(NaturalNews) Britain's King George, against whom our founding fathers rebelled, would have no doubt been much better prepared for the colonists' revolt had he access to the kind of technology available to the U.S. government these days. If he had, chances are good that the rebellion which launched the most successful republic in the history of the world might never have succeeded.
Now, some 230-odd years later, some descendants of those brave men and women are hell-bent on returning America to that earlier time, when an all-powerful central regime trampled, at will, the rights of the people they were meant to serve.
How else to explain a piece of legislation now under consideration in the Senate that would give the federal government the "right" to pry into everyone's email without a search warrant?
The measure, offered by long-serving Democratic Sen. Patrick Leahy of Vermont, initially sought to protect private email from the snooping, prying eyes of government, but as is often the case, the bill was quietly rewritten to actually give government permission to bypass constitutional protections and snoop into your email at will.
The Constitution continues to be shredded
According to CNET:
Leahy's rewritten bill would allow more than 22 agencies -- including the Securities and Exchange Commission and the Federal Communications Commission -- to access Americans' e-mail, Google Docs files, Facebook wall posts, and Twitter direct messages without a search warrant. It also would give the FBI and Homeland Security more authority, in some circumstances, to gain full access to Internet accounts without notifying either the owner or a judge.
Both versions of Leahy's bill, according to published reports, were aimed at updating 1980's-era surveillance laws. The first version; however, required authorities to obtain a search warrant, backed by probable cause (as the Fourth Amendment to the Constitution states) before accessing emails and other forms of protected communications.
That version; incredibly, was opposed by federal law enforcement agencies, CNET reported, including the Justice Department's associate deputy attorney general, James Baker, who has gone on record in opposition of making his agency abide by the nation's governing document.

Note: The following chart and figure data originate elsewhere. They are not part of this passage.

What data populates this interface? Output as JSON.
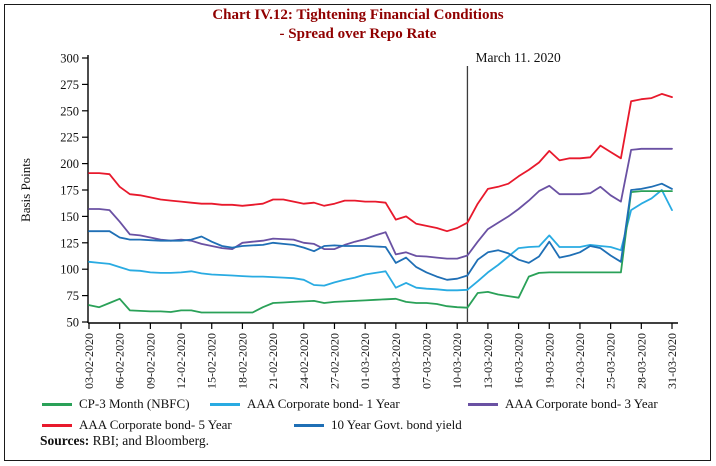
{
  "chart_data": {
    "type": "line",
    "title": "Chart IV.12: Tightening Financial Conditions",
    "subtitle": "- Spread over Repo Rate",
    "ylabel": "Basis Points",
    "ylim": [
      50,
      300
    ],
    "yticks": [
      300,
      275,
      250,
      225,
      200,
      175,
      150,
      125,
      100,
      75,
      50
    ],
    "grid": false,
    "legend_position": "bottom",
    "x_days_total": 58,
    "x_tick_labels": [
      "03-02-2020",
      "06-02-2020",
      "09-02-2020",
      "12-02-2020",
      "15-02-2020",
      "18-02-2020",
      "21-02-2020",
      "24-02-2020",
      "27-02-2020",
      "01-03-2020",
      "04-03-2020",
      "07-03-2020",
      "10-03-2020",
      "13-03-2020",
      "16-03-2020",
      "19-03-2020",
      "22-03-2020",
      "25-03-2020",
      "28-03-2020",
      "31-03-2020"
    ],
    "annotation": {
      "label": "March 11. 2020",
      "day_index": 37
    },
    "series": [
      {
        "name": "CP-3 Month (NBFC)",
        "color": "#2aa158",
        "values": [
          66,
          64,
          68,
          72,
          61,
          60.5,
          60,
          60,
          59.5,
          61,
          61,
          59,
          59,
          59,
          59,
          59,
          59,
          64,
          68,
          68.5,
          69,
          69.5,
          70,
          68,
          69,
          69.5,
          70,
          70.5,
          71,
          71.5,
          72,
          69,
          68,
          68,
          67,
          65,
          64,
          63.5,
          77.5,
          78.5,
          76,
          74.5,
          73,
          93,
          96.5,
          97,
          97,
          97,
          97,
          97,
          97,
          97,
          97,
          173,
          174,
          174,
          174,
          174
        ]
      },
      {
        "name": "AAA Corporate bond- 1 Year",
        "color": "#29abe2",
        "values": [
          107,
          106,
          105,
          102,
          99,
          98.5,
          97,
          96.5,
          96.5,
          97,
          98,
          96,
          95,
          94.5,
          94,
          93.5,
          93,
          93,
          92.5,
          92,
          91.5,
          90,
          85,
          84.5,
          87.5,
          90,
          92,
          95,
          96.5,
          98,
          82.5,
          87,
          82.5,
          81.5,
          81,
          80,
          80,
          80.5,
          88.5,
          97,
          104,
          112,
          120,
          121,
          121.5,
          132,
          121,
          121,
          121,
          123,
          122,
          121,
          118,
          156,
          162,
          167,
          175,
          156
        ]
      },
      {
        "name": "AAA Corporate bond- 3 Year",
        "color": "#6a51a3",
        "values": [
          157,
          157,
          156,
          145,
          133,
          132,
          130,
          128,
          127,
          128,
          127,
          124,
          122,
          120,
          119,
          125,
          126,
          127,
          129,
          128.5,
          128,
          125,
          124,
          119,
          119,
          123,
          126,
          128.5,
          132,
          135,
          114,
          116,
          112.5,
          112,
          111,
          110,
          110,
          113,
          126,
          138,
          144,
          150,
          157,
          165,
          174,
          179,
          171,
          171,
          171,
          172,
          178,
          170,
          164,
          213,
          214,
          214,
          214,
          214
        ]
      },
      {
        "name": "AAA Corporate bond- 5 Year",
        "color": "#e8192c",
        "values": [
          191,
          191,
          190,
          178,
          171,
          170,
          168,
          166,
          165,
          164,
          163,
          162,
          162,
          161,
          161,
          160,
          161,
          162,
          166,
          166,
          164,
          162,
          163,
          160,
          162,
          165,
          165,
          164,
          164,
          163,
          147,
          150,
          143,
          141,
          139,
          136,
          139,
          144,
          162,
          176,
          178,
          181,
          188,
          194,
          201,
          212,
          203,
          205,
          205,
          206,
          217,
          211,
          205,
          259,
          261,
          262,
          266,
          263
        ]
      },
      {
        "name": "10 Year Govt. bond yield",
        "color": "#1f6fb5",
        "values": [
          136,
          136,
          136,
          130,
          128,
          128,
          127.5,
          127,
          127,
          127,
          128,
          131,
          126,
          122,
          120.5,
          122,
          122.5,
          123,
          125,
          124,
          123,
          120.5,
          117,
          122,
          122.5,
          122,
          122,
          122,
          121.5,
          121,
          106,
          111,
          102,
          97,
          93,
          90,
          91,
          94,
          109,
          116,
          118,
          115,
          109,
          106,
          112,
          126,
          111,
          113,
          116,
          122,
          120,
          113,
          107,
          175,
          176,
          178,
          181,
          176
        ]
      }
    ],
    "legend_rows": [
      [
        0,
        1,
        2
      ],
      [
        3,
        4
      ]
    ],
    "draw_order": [
      1,
      0,
      2,
      4,
      3
    ],
    "sources_label": "Sources:",
    "sources_text": " RBI; and Bloomberg."
  }
}
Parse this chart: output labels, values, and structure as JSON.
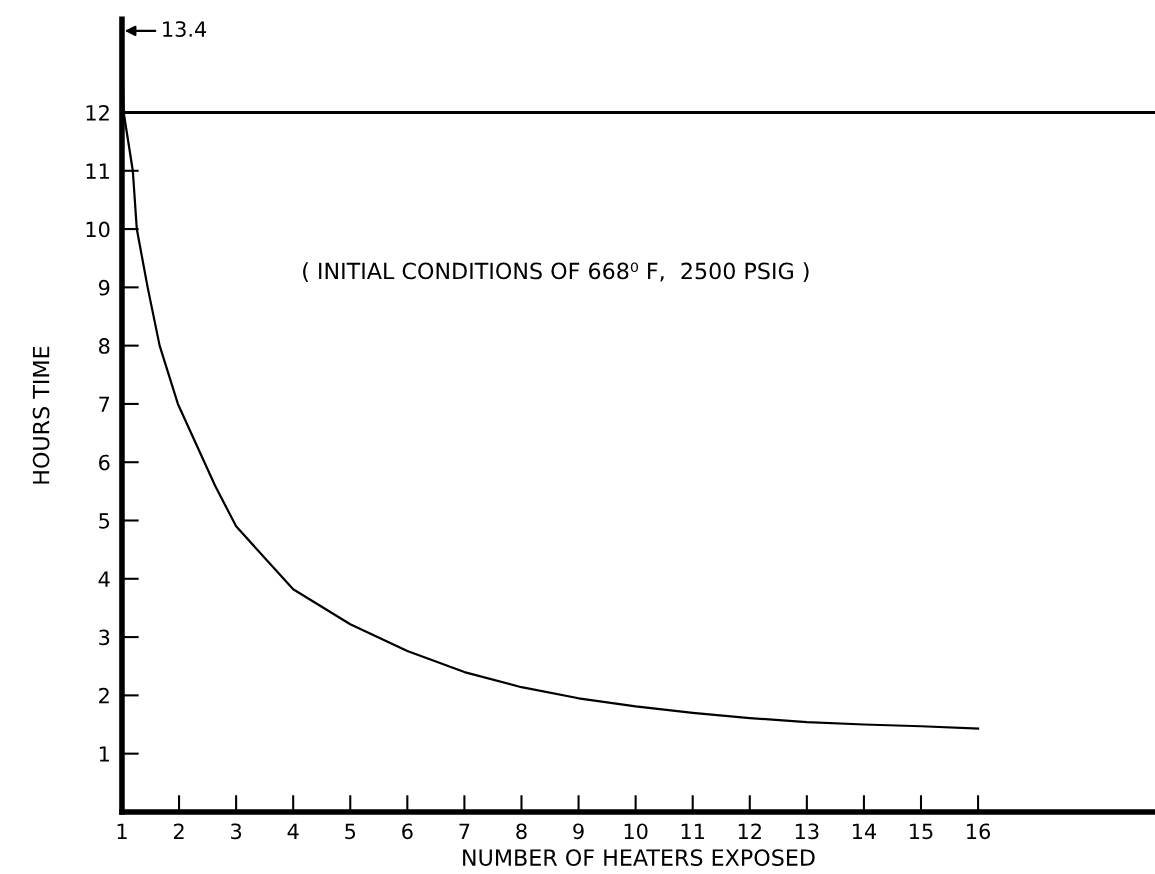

Sadly, state-level law enforcement groups including the National District Attorneys' Association and the National Sheriffs' Association were also opposed. Together, they all pushed Leahy to change his legislation from one that would better protect Americans' constitutional rights to one that further trampled them.
And he listened.
In its rewritten version, Leahy's measure:
-- Allows authorities to have warrantless access to Americans' electronic correspondence to more than 22 federal agencies; only a subpoena is required, not a search warrant signed by a judge based on probable cause.
-- Allows state and local law enforcement agencies to get in on the act, permitting them to also access Americans' electronic correspondence on systems not offered "to the public," including university networks - all without a warrant.
-- Permits any law enforcement entity to access accounts without a warrant, or follow-up court review, if they say an "emergency" situation exists.
-- Requires ISP's (internet service providers) to notify law enforcement entities before they inform customers they have been the target of a warrant, order or subpoena.
-- Delays notification of ISP customers whose accounts have been accessed by law enforcement from three to "10 business days," but that notification can be postponed for up to 360 days - nearly a year.
All for making the changes - Until he got caught
Only lawmakers who have grown comfortable with, and accustomed to, trampling the Constitution would even propose such legislation. Ditto for the heads of federal agencies that support such trampling.
The good news is, as of this writing, the measure has been withdrawn - at least for now. Publication of the details of Leahy's scheme caused the multi-term senator and former prosecutor (surprised?) to declare he would not support it in its rewritten form when it comes up for a vote next week before the Senate Judiciary Committee, which he chairs.
It's too bad it took publishing the details of this outrageous legislation, as well as pressure from outside groups like the American Civil Liberties Union and the Center for Democracy and Technology, to force Leahy's change of heart, instead of his own colleagues who, like him, seem to think as much of our founding document as King George did some 230 years ago.